25 Apr 2009

Can we avoid technology?

Global Science No Comments

A few weeks ago I answered the phone at the computer repair shop I work for and talked with a lady who had nearly come to terms with the ways in which she had become dependant on technology. Her computer had broken down a day after she lost her job and subsequently her work cell phone she depended on. For nearly three weeks she had been without these objects and it was fascinating to hear her tell about the opportunity to read books, take walks, and contemplate life in a different, yet positive way. Her reason for calling was that she realized she was completely unable to look for and apply for a new job without her computer.

“And Anthropological studies of biological objects and the social life of things – all to which trace their genealogy to Marx’s insights into the experience of labour – have made us more acutely aware of the complex ways in which objects become personalized and persons become objectified in the course of social life.“ – Michael Jackson (pg. 334)
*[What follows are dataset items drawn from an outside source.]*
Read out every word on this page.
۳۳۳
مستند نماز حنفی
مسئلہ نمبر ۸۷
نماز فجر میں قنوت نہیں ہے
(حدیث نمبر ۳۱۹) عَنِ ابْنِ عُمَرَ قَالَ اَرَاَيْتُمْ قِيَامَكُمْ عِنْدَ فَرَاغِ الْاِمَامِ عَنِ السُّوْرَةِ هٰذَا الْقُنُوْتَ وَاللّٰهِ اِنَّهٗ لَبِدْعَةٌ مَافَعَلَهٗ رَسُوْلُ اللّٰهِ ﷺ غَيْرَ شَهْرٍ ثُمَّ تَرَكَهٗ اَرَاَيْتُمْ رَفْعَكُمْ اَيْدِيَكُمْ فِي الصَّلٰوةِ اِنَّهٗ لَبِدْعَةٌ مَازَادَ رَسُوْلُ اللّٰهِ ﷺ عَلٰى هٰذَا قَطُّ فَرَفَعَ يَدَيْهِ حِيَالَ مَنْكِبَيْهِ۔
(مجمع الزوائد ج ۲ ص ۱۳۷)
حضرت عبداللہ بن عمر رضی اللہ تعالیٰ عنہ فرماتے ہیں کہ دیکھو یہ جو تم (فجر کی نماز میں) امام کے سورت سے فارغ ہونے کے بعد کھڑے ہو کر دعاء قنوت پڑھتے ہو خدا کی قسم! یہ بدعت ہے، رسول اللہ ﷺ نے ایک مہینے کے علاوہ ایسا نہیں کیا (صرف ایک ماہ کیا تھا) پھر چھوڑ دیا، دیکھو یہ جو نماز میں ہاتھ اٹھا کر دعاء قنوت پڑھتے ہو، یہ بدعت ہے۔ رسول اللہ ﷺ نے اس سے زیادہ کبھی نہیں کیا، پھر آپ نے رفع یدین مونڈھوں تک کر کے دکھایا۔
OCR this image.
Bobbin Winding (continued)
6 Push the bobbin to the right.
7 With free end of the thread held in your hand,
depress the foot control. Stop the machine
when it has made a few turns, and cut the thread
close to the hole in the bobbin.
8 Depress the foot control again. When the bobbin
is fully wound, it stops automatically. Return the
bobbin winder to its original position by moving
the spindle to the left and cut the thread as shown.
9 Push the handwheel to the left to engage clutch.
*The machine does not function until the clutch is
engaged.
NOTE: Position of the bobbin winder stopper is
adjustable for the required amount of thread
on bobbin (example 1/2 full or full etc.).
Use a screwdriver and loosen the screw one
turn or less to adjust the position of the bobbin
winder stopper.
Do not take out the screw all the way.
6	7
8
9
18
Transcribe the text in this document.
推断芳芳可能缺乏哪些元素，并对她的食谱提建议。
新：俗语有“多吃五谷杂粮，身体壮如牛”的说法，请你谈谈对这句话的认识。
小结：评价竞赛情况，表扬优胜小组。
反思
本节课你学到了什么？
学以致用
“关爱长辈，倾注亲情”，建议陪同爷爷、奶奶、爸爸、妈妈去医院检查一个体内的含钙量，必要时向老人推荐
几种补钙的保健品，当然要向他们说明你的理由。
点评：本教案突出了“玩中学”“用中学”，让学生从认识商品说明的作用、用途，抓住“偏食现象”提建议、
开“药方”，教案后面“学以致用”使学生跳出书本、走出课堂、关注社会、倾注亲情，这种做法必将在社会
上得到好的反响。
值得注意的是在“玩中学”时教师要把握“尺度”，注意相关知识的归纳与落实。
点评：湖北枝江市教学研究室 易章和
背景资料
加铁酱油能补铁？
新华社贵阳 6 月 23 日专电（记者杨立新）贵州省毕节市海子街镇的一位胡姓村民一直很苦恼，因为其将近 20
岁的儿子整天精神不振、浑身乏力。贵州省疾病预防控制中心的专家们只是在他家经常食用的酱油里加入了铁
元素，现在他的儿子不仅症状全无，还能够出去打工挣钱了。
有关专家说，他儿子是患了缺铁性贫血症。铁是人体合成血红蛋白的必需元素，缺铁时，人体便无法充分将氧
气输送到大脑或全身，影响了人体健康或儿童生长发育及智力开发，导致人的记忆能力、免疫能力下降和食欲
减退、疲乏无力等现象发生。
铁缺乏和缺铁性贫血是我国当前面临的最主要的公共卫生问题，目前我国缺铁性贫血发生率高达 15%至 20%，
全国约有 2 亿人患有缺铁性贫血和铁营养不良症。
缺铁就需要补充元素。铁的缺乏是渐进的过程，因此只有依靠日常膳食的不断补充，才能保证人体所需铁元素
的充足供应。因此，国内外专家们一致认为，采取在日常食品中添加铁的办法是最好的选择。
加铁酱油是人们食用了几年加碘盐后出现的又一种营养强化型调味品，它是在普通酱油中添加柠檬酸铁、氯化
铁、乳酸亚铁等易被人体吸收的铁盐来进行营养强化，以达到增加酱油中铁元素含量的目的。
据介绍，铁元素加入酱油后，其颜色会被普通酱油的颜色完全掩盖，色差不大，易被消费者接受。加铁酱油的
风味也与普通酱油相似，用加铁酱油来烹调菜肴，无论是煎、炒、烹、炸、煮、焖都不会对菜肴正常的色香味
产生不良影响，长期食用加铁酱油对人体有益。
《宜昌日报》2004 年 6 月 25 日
This sentence offers an explanation for the way we have adopted technology and adapted it to our uses for a very long time. Only now are we starting to realize and understand the overall social effects that are driven by it. I would argue that ever since we began to use our intelligence to create rock tools and seek a more supreme being we have always been skeptical of where it will lead us, both politically and socially. In almost every case there are good and bad things that can come of it, including becoming completely dependant on it. For all practical purposes technology and further development is part of human nature and cannot be stopped.